I also wrote some tools that can help:
An osgi bundle that picks up OSGI services that match the filter (osgitest=junit4). With that you do not write Junit classes but you can provide pre-configured objects (e.g. with OSGI Blueprint). JUnit than runs based on the annotations provided in the interface your service implements.
A maven plugin that has the following useful goals
Start a OSGI containers and deploy the bundle maven project with all of it's dependencies (which are OSGI bundles of course). The OSGI container starting is done with the help of PAX Exam but the JUnit tests are started with the help of the OSGI bundle I wrote (that runs the OSGI services you may provide).
Create a folder that contains a shortcut to all dependencies of the project (located at the maven repo or target directory of the folder)
If the projects are deployed onto the server (Eclipse Libra) I have to say only update X where the X is the id of the bundle and everything is refreshed rapidly. You do not have to re-compile the projects that are published to the server if you run Equinox in Libra as it points to the target classes folder which is refreshed as soon as you save your class or pom.xml.
If you do not publish your project onto the server but add it as a bundle in the container pointing to the shortcut folder you can also run the update command on the OSGi console after running mvn install (without the restarting of the server).
A step-by-step guide is available at http://cookbook.everit.org/
With the following method above it is possible to write tests as TDD tests and run them as part of a maven compile on the CI server.
I hope you will find these tools as useful as I do!
It depends on the platform under Karaf: Felix or Equinox.
Equinox
Eclipse has excellent (or almost excellent) support for launching Equinox with bundles of your choice. The two things you need to prepare are:
Bundles, being developed, available in the workspace as Plug-in projects
Target platform, containing the remaining bundles of the application
Such setup will allow you to easily make changes to your bundles, even runtime and easily restarting the runtime when this is required. I see Karaf as more suitable when you are developing on remote system, where the bundles are deployed via SSH or FTP or when you are using external build tools like Maven, which have ability to automatically copy the bundle in the runtime after it is built.

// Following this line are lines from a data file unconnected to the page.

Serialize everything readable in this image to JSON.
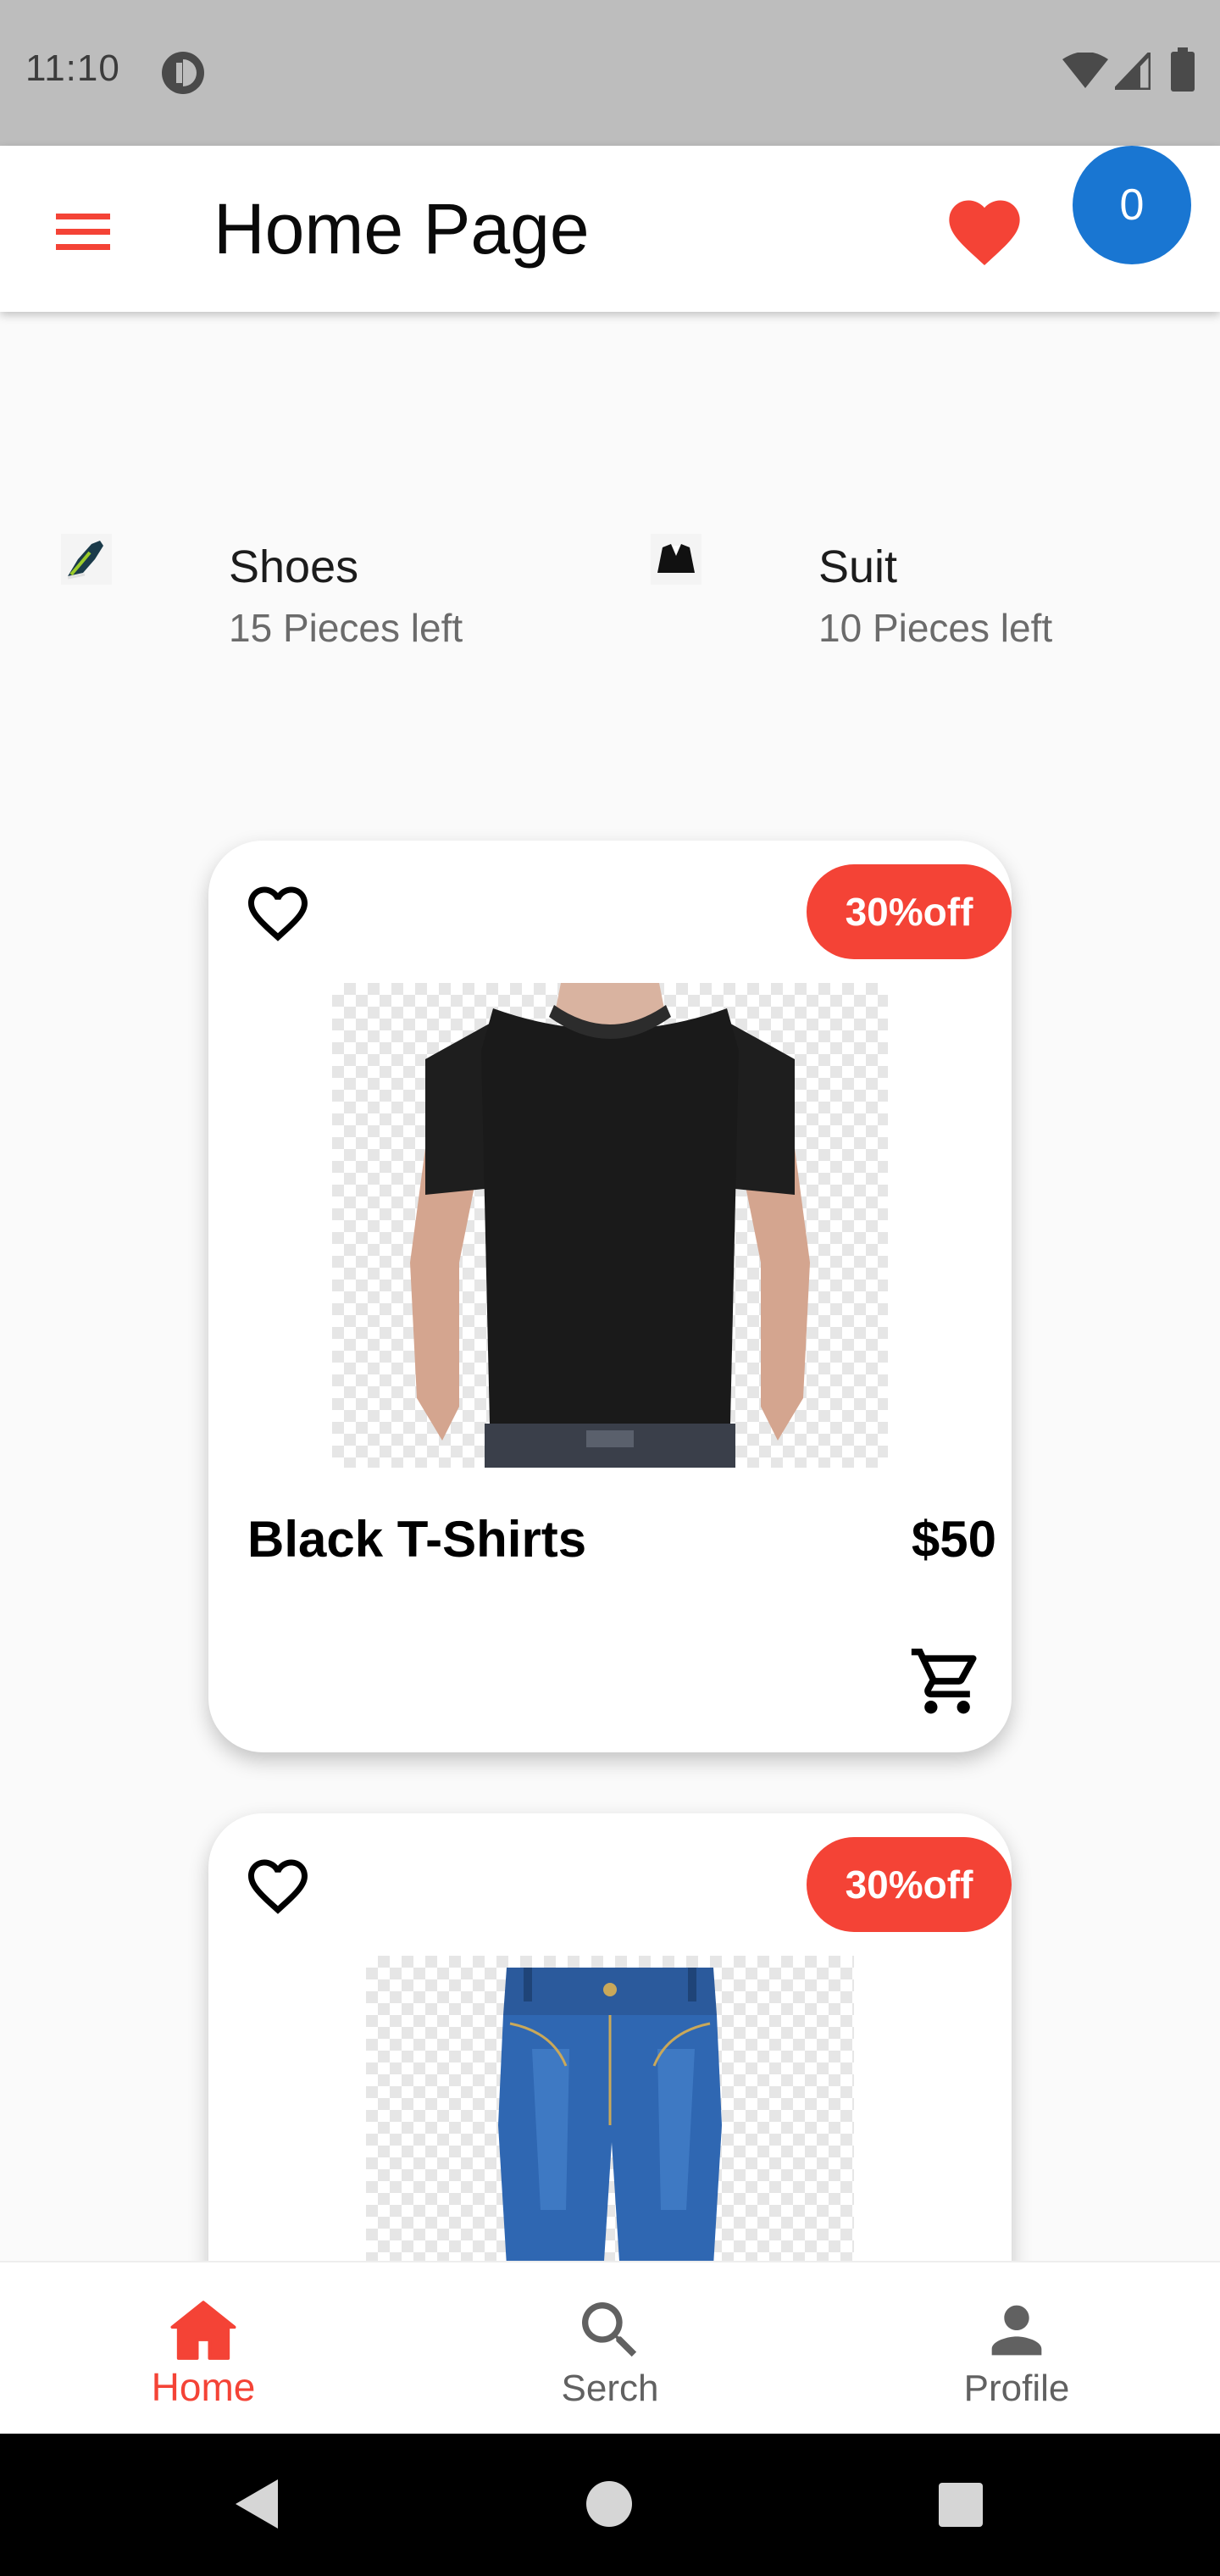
{
  "status_bar": {
    "time": "11:10",
    "icons": [
      "app-notification-icon",
      "wifi-icon",
      "cell-signal-icon",
      "battery-icon"
    ]
  },
  "app_bar": {
    "title": "Home Page",
    "menu_icon": "hamburger-menu-icon",
    "favorite_icon": "heart-filled-icon",
    "cart_count": "0"
  },
  "categories": [
    {
      "icon": "sneaker-icon",
      "name": "Shoes",
      "subtitle": "15 Pieces left"
    },
    {
      "icon": "suit-icon",
      "name": "Suit",
      "subtitle": "10 Pieces left"
    }
  ],
  "products": [
    {
      "name": "Black T-Shirts",
      "price": "$50",
      "discount": "30%off",
      "image": "black-tshirt-photo",
      "favorite_icon": "heart-outline-icon",
      "cart_icon": "cart-icon"
    },
    {
      "discount": "30%off",
      "image": "blue-jeans-photo",
      "favorite_icon": "heart-outline-icon"
    }
  ],
  "bottom_nav": {
    "items": [
      {
        "label": "Home",
        "icon": "home-icon",
        "active": true
      },
      {
        "label": "Serch",
        "icon": "search-icon",
        "active": false
      },
      {
        "label": "Profile",
        "icon": "person-icon",
        "active": false
      }
    ]
  },
  "colors": {
    "accent": "#f44336",
    "badge_blue": "#1976d2",
    "status_bar": "#bdbdbd",
    "background": "#fafafa"
  }
}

If you are using Equinox, this will give some extra edge over as the runtime will execute the code directly from the workspace.
Felix
Felix doesn't seem to have such support for launching from Eclipse (although there is a work toward this, tracked in this Jira issue). You can also launch it as normal Java application, but this is far from convenient. In this case, using Maven will be much better alternative. You can still setup Eclipse to take full advantage of the PDE other features, only launching will be done externally.
Summary
In summary, you can always automate everything through Maven and Karaf will greatly help you in this regard. Eclipse will give a little edge, if you are using Equinox. You should be able to have hot-code replace regardless of the method you are using, because the hot-code replace doesn't even consider OSGi at all (except in the only case, when you reload your bundle and fresh class loader is created).